Small children strolling through the home daily in multi-child strollers provides interaction for the residents who are not able to volunteer—and the kids love all the attention.
There are also advantages for staff and the parents of the children by providing a “dinner-to-go” program that utilizes the facility kitchen more effectively, generating additional income by selling quick meals. Parents can pick up their children as well as dinner and be on their way.
Multi-purpose shared spaces for exercise and dance are a huge plus. An example would be a private instructor offering taekwondo or dance for children. But during the off time, residents could use the space for yoga or other physical activities.
Getting the layout right for intergenerational setups is a challenge, which is why I have included the following key design considerations:
Location – Daycare needs to be near or at the entrance of the facility; dropping off and picking up a child quickly is essential for the partnership to work. It is preferred that the entrance to daycare is separated from areas high in resident traffic.
Parking – Special designation for daycare parking only is necessary. This can be a huge issue as parking is typically limited already at many assisted living sites. Also, the design team will need to consider the heavy traffic a daycare program creates.
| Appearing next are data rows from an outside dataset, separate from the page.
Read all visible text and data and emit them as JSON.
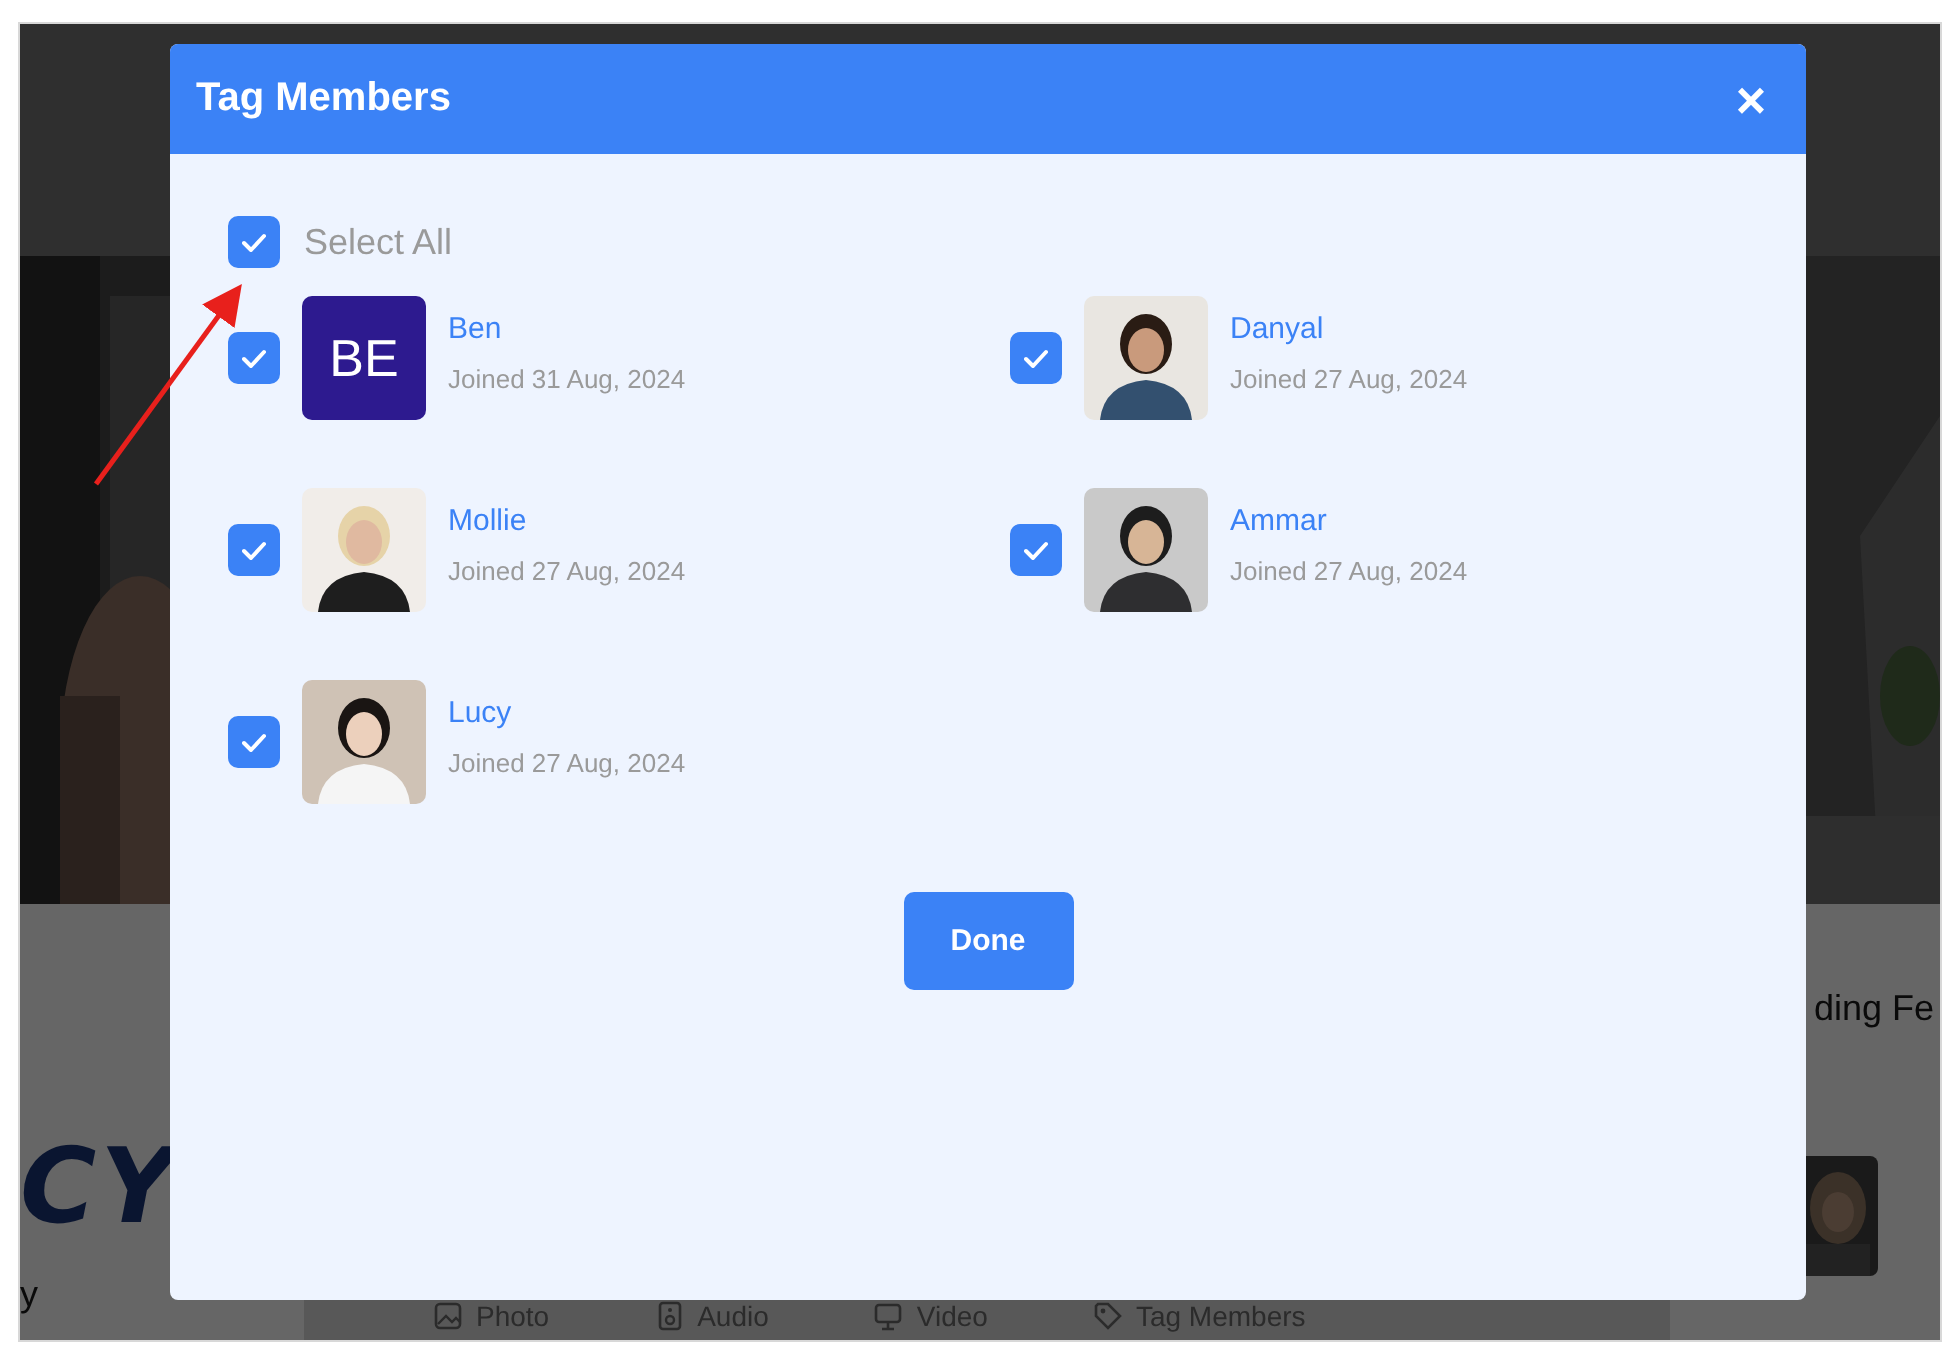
{
  "background": {
    "brand_fragment": "CY",
    "text_fragment": "y",
    "section_fragment": "ding Fe",
    "composer_actions": [
      {
        "label": "Photo"
      },
      {
        "label": "Audio"
      },
      {
        "label": "Video"
      },
      {
        "label": "Tag Members"
      }
    ]
  },
  "modal": {
    "title": "Tag Members",
    "close": "×",
    "select_all": {
      "label": "Select All",
      "checked": true
    },
    "members": [
      {
        "name": "Ben",
        "joined": "Joined 31 Aug, 2024",
        "checked": true,
        "avatar": {
          "kind": "initials",
          "text": "BE"
        }
      },
      {
        "name": "Danyal",
        "joined": "Joined 27 Aug, 2024",
        "checked": true
      },
      {
        "name": "Mollie",
        "joined": "Joined 27 Aug, 2024",
        "checked": true
      },
      {
        "name": "Ammar",
        "joined": "Joined 27 Aug, 2024",
        "checked": true
      },
      {
        "name": "Lucy",
        "joined": "Joined 27 Aug, 2024",
        "checked": true
      }
    ],
    "done": "Done"
  }
}
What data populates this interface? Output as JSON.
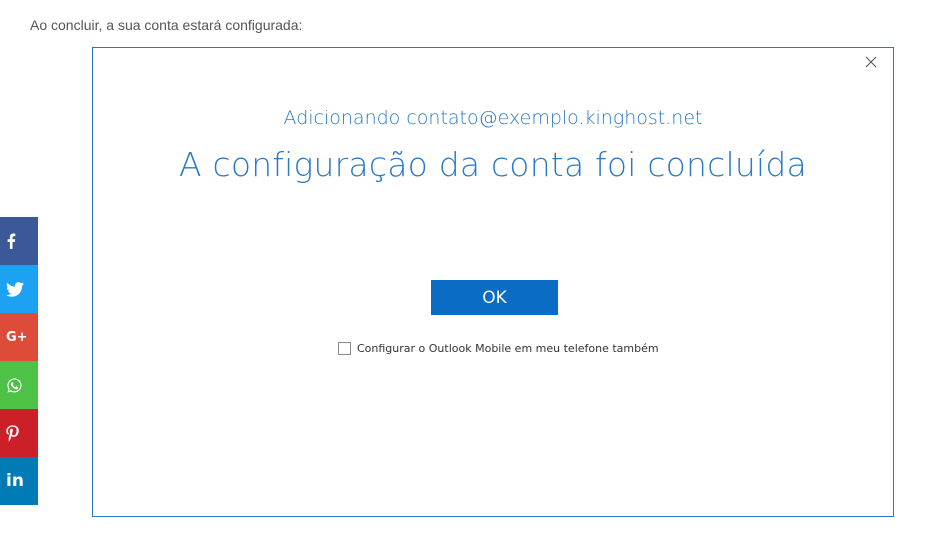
{
  "article": {
    "intro_text": "Ao concluir, a sua conta estará configurada:"
  },
  "dialog": {
    "subtitle": "Adicionando contato@exemplo.kinghost.net",
    "title": "A configuração da conta foi concluída",
    "ok_label": "OK",
    "checkbox_label": "Configurar o Outlook Mobile em meu telefone também",
    "checkbox_checked": false,
    "close_icon": "close-icon",
    "accent_color": "#2b7ac4",
    "button_color": "#0a6cc4"
  },
  "social_bar": {
    "items": [
      {
        "name": "facebook",
        "icon": "facebook-icon",
        "color": "#3b5998"
      },
      {
        "name": "twitter",
        "icon": "twitter-icon",
        "color": "#1da1f2"
      },
      {
        "name": "google-plus",
        "icon": "google-plus-icon",
        "color": "#dd4b39",
        "glyph": "G+"
      },
      {
        "name": "whatsapp",
        "icon": "whatsapp-icon",
        "color": "#4dc247"
      },
      {
        "name": "pinterest",
        "icon": "pinterest-icon",
        "color": "#cb2027"
      },
      {
        "name": "linkedin",
        "icon": "linkedin-icon",
        "color": "#007bb5",
        "glyph": "in"
      }
    ]
  }
}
It is preferred if the ambulance location is not near the daycare entrance for obvious reasons.
Security – The daycare entrance should be separate from the assisted living facility, and the interior connection needs to have a buffer zone so that random residents do not have access and children do not accidently enter into the assisted living facility unescorted.
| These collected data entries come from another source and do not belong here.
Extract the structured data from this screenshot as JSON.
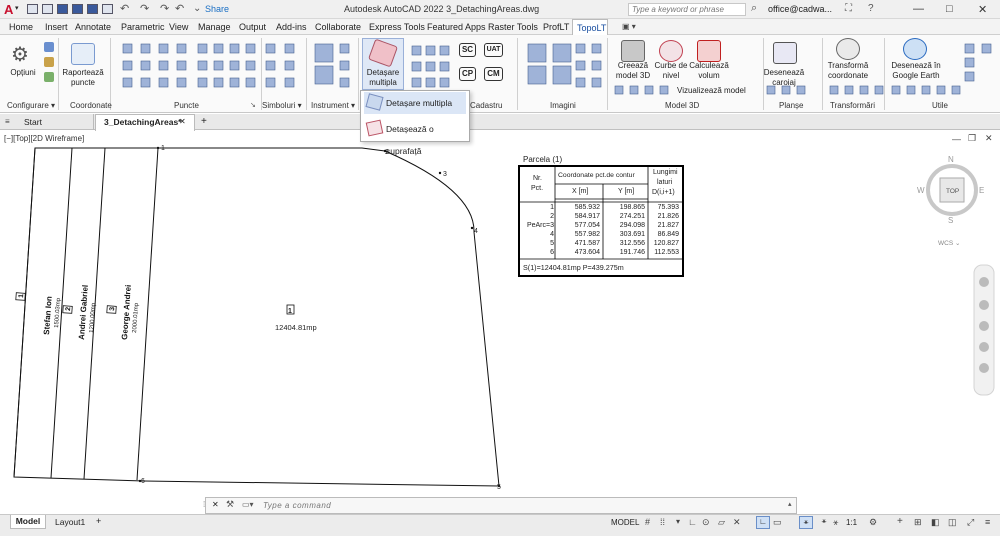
{
  "app": {
    "logo": "A",
    "share_label": "Share",
    "title": "Autodesk AutoCAD 2022   3_DetachingAreas.dwg",
    "search_placeholder": "Type a keyword or phrase",
    "user": "office@cadwa...",
    "minimize": "—",
    "maximize": "□",
    "close": "✕"
  },
  "menu_tabs": [
    "Home",
    "Insert",
    "Annotate",
    "Parametric",
    "View",
    "Manage",
    "Output",
    "Add-ins",
    "Collaborate",
    "Express Tools",
    "Featured Apps",
    "Raster Tools",
    "ProfLT",
    "TopoLT"
  ],
  "ribbon": {
    "optiuni": "Opțiuni",
    "raporteaza": "Raportează",
    "raporteaza2": "puncte",
    "detasare": "Detașare",
    "detasare2": "multipla",
    "creeaza_model": "Creează",
    "creeaza_model2": "model 3D",
    "curbe_nivel": "Curbe de",
    "curbe_nivel2": "nivel",
    "calculeaza_volum": "Calculează",
    "calculeaza_volum2": "volum",
    "vizualizeaza": "Vizualizează model",
    "deseneaza_caroiaj": "Desenează",
    "deseneaza_caroiaj2": "caroiaj",
    "transforma": "Transformă",
    "transforma2": "coordonate",
    "google_earth": "Desenează în",
    "google_earth2": "Google Earth",
    "sc": "SC",
    "uat": "UAT",
    "cp": "CP",
    "cm": "CM",
    "panels": [
      "Configurare ▾",
      "Coordonate",
      "Puncte",
      "Simboluri ▾",
      "Instrument ▾",
      "Cadastru",
      "Imagini",
      "Model 3D",
      "Planșe",
      "Transformări",
      "Utile"
    ]
  },
  "dropdown": {
    "item1": "Detașare  multipla",
    "item2": "Detașează o  suprafață"
  },
  "doc_tabs": {
    "start": "Start",
    "active": "3_DetachingAreas*",
    "close": "✕",
    "add": "+"
  },
  "viewport": {
    "label": "[−][Top][2D Wireframe]",
    "vertices": [
      "1",
      "2",
      "3",
      "4",
      "5",
      "6"
    ],
    "main_area": "12404.81mp",
    "main_parcel_no": "1",
    "strips": [
      {
        "no": "1",
        "name": "Stefan Ion",
        "area": "1500.03mp"
      },
      {
        "no": "2",
        "name": "Andrei Gabriel",
        "area": "1200.00mp"
      },
      {
        "no": "3",
        "name": "George Andrei",
        "area": "2000.01mp"
      }
    ],
    "viewcube": {
      "n": "N",
      "s": "S",
      "e": "E",
      "w": "W",
      "top": "TOP",
      "wcs": "WCS ⌄"
    }
  },
  "parcel_table": {
    "title": "Parcela (1)",
    "h_nr": "Nr.",
    "h_pct": "Pct.",
    "h_coord": "Coordonate pct.de contur",
    "h_x": "X [m]",
    "h_y": "Y [m]",
    "h_len1": "Lungimi",
    "h_len2": "laturi",
    "h_len3": "D(i,i+1)",
    "rows": [
      {
        "pt": "1",
        "x": "585.932",
        "y": "198.865",
        "d": "75.393"
      },
      {
        "pt": "2",
        "x": "584.917",
        "y": "274.251",
        "d": "21.826"
      },
      {
        "pt": "PeArc=3",
        "x": "577.054",
        "y": "294.098",
        "d": "21.827"
      },
      {
        "pt": "4",
        "x": "557.982",
        "y": "303.691",
        "d": "86.849"
      },
      {
        "pt": "5",
        "x": "471.587",
        "y": "312.556",
        "d": "120.827"
      },
      {
        "pt": "6",
        "x": "473.604",
        "y": "191.746",
        "d": "112.553"
      }
    ],
    "footer": "S(1)=12404.81mp  P=439.275m"
  },
  "command": {
    "placeholder": "Type a command",
    "close": "✕"
  },
  "status": {
    "model_tab": "Model",
    "layout_tab": "Layout1",
    "add": "+",
    "model": "MODEL",
    "scale": "1:1"
  }
}
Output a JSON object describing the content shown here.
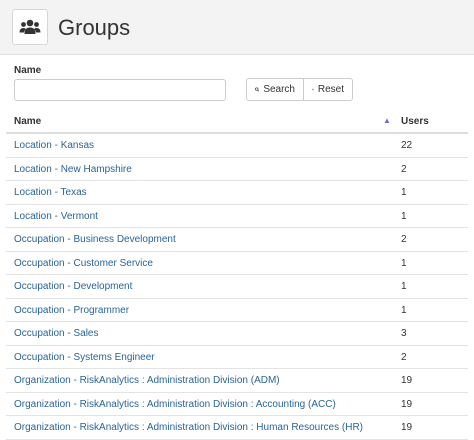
{
  "header": {
    "title": "Groups",
    "icon": "users-icon"
  },
  "filter": {
    "name_label": "Name",
    "name_value": "",
    "name_placeholder": "",
    "search_label": "Search",
    "reset_label": "Reset"
  },
  "table": {
    "columns": [
      "Name",
      "Users"
    ],
    "sort": "ascending",
    "rows": [
      {
        "name": "Location - Kansas",
        "users": "22"
      },
      {
        "name": "Location - New Hampshire",
        "users": "2"
      },
      {
        "name": "Location - Texas",
        "users": "1"
      },
      {
        "name": "Location - Vermont",
        "users": "1"
      },
      {
        "name": "Occupation - Business Development",
        "users": "2"
      },
      {
        "name": "Occupation - Customer Service",
        "users": "1"
      },
      {
        "name": "Occupation - Development",
        "users": "1"
      },
      {
        "name": "Occupation - Programmer",
        "users": "1"
      },
      {
        "name": "Occupation - Sales",
        "users": "3"
      },
      {
        "name": "Occupation - Systems Engineer",
        "users": "2"
      },
      {
        "name": "Organization - RiskAnalytics : Administration Division (ADM)",
        "users": "19"
      },
      {
        "name": "Organization - RiskAnalytics : Administration Division : Accounting (ACC)",
        "users": "19"
      },
      {
        "name": "Organization - RiskAnalytics : Administration Division : Human Resources (HR)",
        "users": "19"
      }
    ]
  },
  "colors": {
    "link": "#2a6496",
    "header_bg": "#f3f3f3",
    "sort_arrow": "#6b6bd6"
  }
}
Signage and wayfinding – While exterior signage is critical the two should not compete. Clear signage indicating daycare entrances from the assisted living facility is key not only for flow but for safety. “One way” traffic patterns can be useful in achieving safe clear paths of travel. Interior signage for both daycare and assisted living needs to be complementary but clearly distinct and not confusing.
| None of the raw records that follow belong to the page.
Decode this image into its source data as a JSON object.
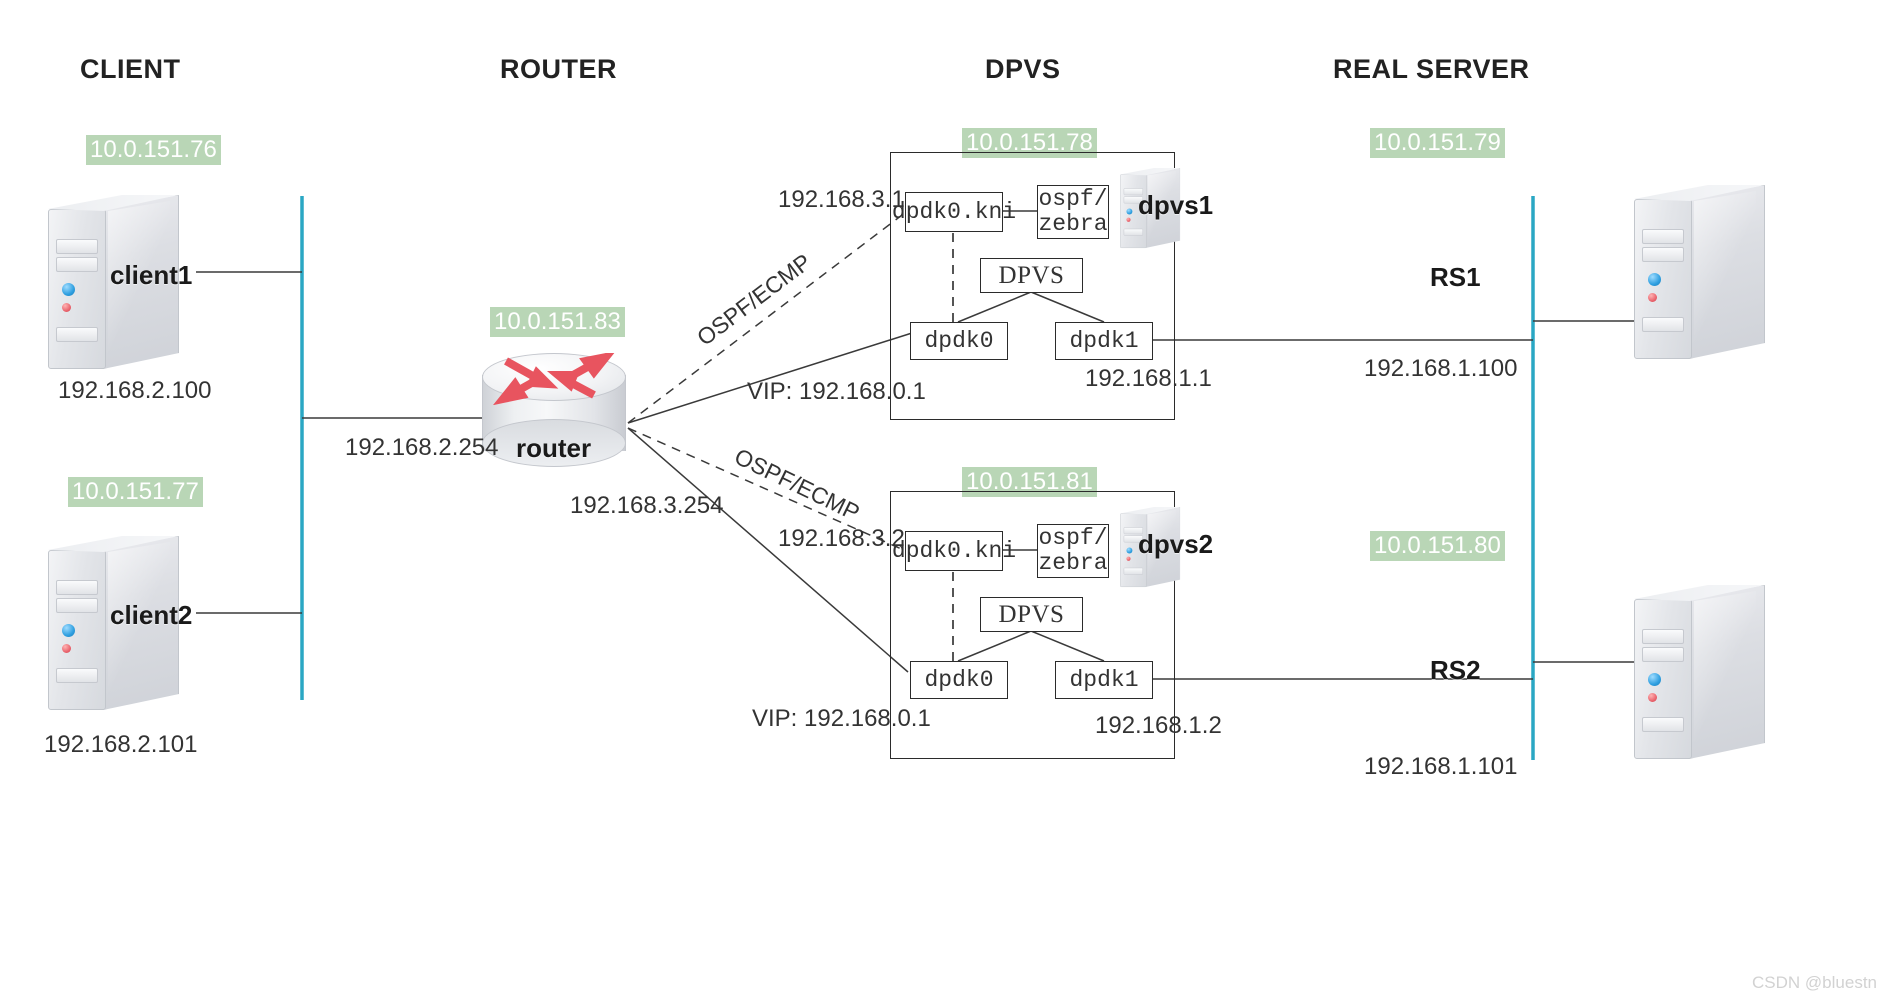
{
  "columns": [
    {
      "key": "client",
      "label": "CLIENT"
    },
    {
      "key": "router",
      "label": "ROUTER"
    },
    {
      "key": "dpvs",
      "label": "DPVS"
    },
    {
      "key": "real_server",
      "label": "REAL SERVER"
    }
  ],
  "clients": [
    {
      "name": "client1",
      "mgmt_ip": "10.0.151.76",
      "data_ip": "192.168.2.100"
    },
    {
      "name": "client2",
      "mgmt_ip": "10.0.151.77",
      "data_ip": "192.168.2.101"
    }
  ],
  "router": {
    "name": "router",
    "mgmt_ip": "10.0.151.83",
    "client_side_ip": "192.168.2.254",
    "dpvs_side_ip": "192.168.3.254"
  },
  "dpvs_nodes": [
    {
      "name": "dpvs1",
      "mgmt_ip": "10.0.151.78",
      "kni_box": "dpdk0.kni",
      "kni_ip": "192.168.3.1",
      "routing_daemon": "ospf/\nzebra",
      "routing_daemon_line1": "ospf/",
      "routing_daemon_line2": "zebra",
      "engine_box": "DPVS",
      "nic_boxes": [
        "dpdk0",
        "dpdk1"
      ],
      "vip_label": "VIP: 192.168.0.1",
      "rs_side_ip": "192.168.1.1",
      "uplink_protocol": "OSPF/ECMP"
    },
    {
      "name": "dpvs2",
      "mgmt_ip": "10.0.151.81",
      "kni_box": "dpdk0.kni",
      "kni_ip": "192.168.3.2",
      "routing_daemon": "ospf/\nzebra",
      "routing_daemon_line1": "ospf/",
      "routing_daemon_line2": "zebra",
      "engine_box": "DPVS",
      "nic_boxes": [
        "dpdk0",
        "dpdk1"
      ],
      "vip_label": "VIP: 192.168.0.1",
      "rs_side_ip": "192.168.1.2",
      "uplink_protocol": "OSPF/ECMP"
    }
  ],
  "real_servers": [
    {
      "name": "RS1",
      "mgmt_ip": "10.0.151.79",
      "data_ip": "192.168.1.100"
    },
    {
      "name": "RS2",
      "mgmt_ip": "10.0.151.80",
      "data_ip": "192.168.1.101"
    }
  ],
  "watermark": "CSDN @bluestn",
  "colors": {
    "badge_bg": "#b9d6b6",
    "badge_text": "#ffffff",
    "bus_line": "#2aa7c4",
    "wire": "#3a3a3a",
    "router_arrow": "#e8545f",
    "box_border": "#2b2b2b"
  }
}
Finding the right partner – A good childcare partner is critical to the success of the program due to the extra effort that needs to be made to ensure a safe environment for both the children and the residents who want to participate in volunteering. If the daycare center does not see value in an intergenerational program there will end up being more problems than benefits.
Secured outdoor play space – Having an outdoor play space that is secured yet viewable from the interior of the assisted living is ideal. Residents can enjoy watching children play as a daily activity.